ITDispatchMapper
COMIDispatch (デュアル)comobj 経由でメソッド名による遅延バインド呼び出しができます(vtableインデックス不要)。公式ドキュメント
ITDispatchMapper インターフェイスを使用すると、アプリケーションは、あるインターフェイスのディスパッチポインターと別のインターフェイスの GUID を指定して、オブジェクト上の別のインターフェイスのディスパッチポインターを取得できます。
メソッド 1
vtbl = vtable インデックス(0始まり)。IDispatch 実装のため HSP ではメソッド名でも呼べます(上記)。低レベルの index 呼び出し用に vtbl も掲載。0〜2 は IUnknown。
QueryDispatchInterface メソッドは、オブジェクト上の別のインターフェイスの GUID とそのオブジェクト上の別のインターフェイスのディスパッチポインターを指定して、対応するインターフェイスへのディスパッチポインターを返します。
| pIID | LPWSTR | in | 必要なインターフェイスの GUID の BSTR 表現へのポインター。 |
| pInterfaceToMap | IDispatch* | in | 起点となるインターフェイスの IDispatch ポインター。 |
| ppReturnedInterface | IDispatch** | out | pIID に含まれる GUID に対応するインターフェイスの IDispatch ポインター。 |
戻り値
このメソッドは、これらの値のいずれかを返すことがあります。
| 戻り値 | 説明 |
|---|---|
| メソッドは成功しました。 | |
| 操作を実行するのに十分なメモリがありません。 | |
| pIID パラメーターが有効な BSTR でないか、有効な GUID に変換できません。 | |
| 要求されたインターフェイスが公開されていないか、オブジェクトが IObjectSafety インターフェイスを実装していません。 |
解説(Remarks)
アプリケーションは、pIID パラメーターのメモリを割り当てるために SysAllocString を使用し、その変数が不要になったときにメモリを解放するために SysFreeString を使用する必要があります。
Dispatch Mapper は、オブジェクトの IObjectSafety インターフェイスを使用して、要求されたインターフェイスにおいてオブジェクトがスクリプティングに対して安全であることを確認します。オブジェクトが IObjectSafety を実装していない場合、またはこの特定のインターフェイスでオブジェクトが安全でない場合、呼び出しは失敗します。
Microsoft 公式リファレンス: 英語 (en-us) · 日本語 (ja-jp) · 原文ソース (GitHub)
HSP用 COM定義
#usecom / #comfunc によるHSPのCOM呼び出し定義。数字は vtbl インデックス(0始まり)。クラスIDが無い場合 #usecom の末尾は "{}"、ある場合は "{CLSID}"。
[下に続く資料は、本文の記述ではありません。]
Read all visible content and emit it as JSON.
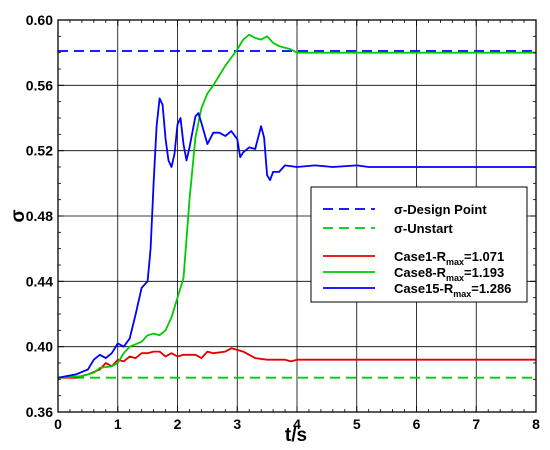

#define global IID_ITDispatchMapper "{E9225295-C759-11D1-A02B-00C04FB6809F}"
#usecom global ITDispatchMapper IID_ITDispatchMapper "{}"
#comfunc global ITDispatchMapper_QueryDispatchInterface 7 wstr,sptr,sptr
; ※数字は vtbl インデックス(0始まり)。0/1/2 は IUnknown(QueryInterface/AddRef/Release)。
; ※このインターフェースは直接 CoCreateInstance するクラスIDが無いため "{}"(他メソッド/アクティベーションで取得)。
; ※ハンドル/void*等の不透明ポインタは IronHSP では intptr 指定が可能。
; ※IDispatch 実装。HSP では comobj 経由でメソッド名による呼び出しも可能(vtbl 不要)。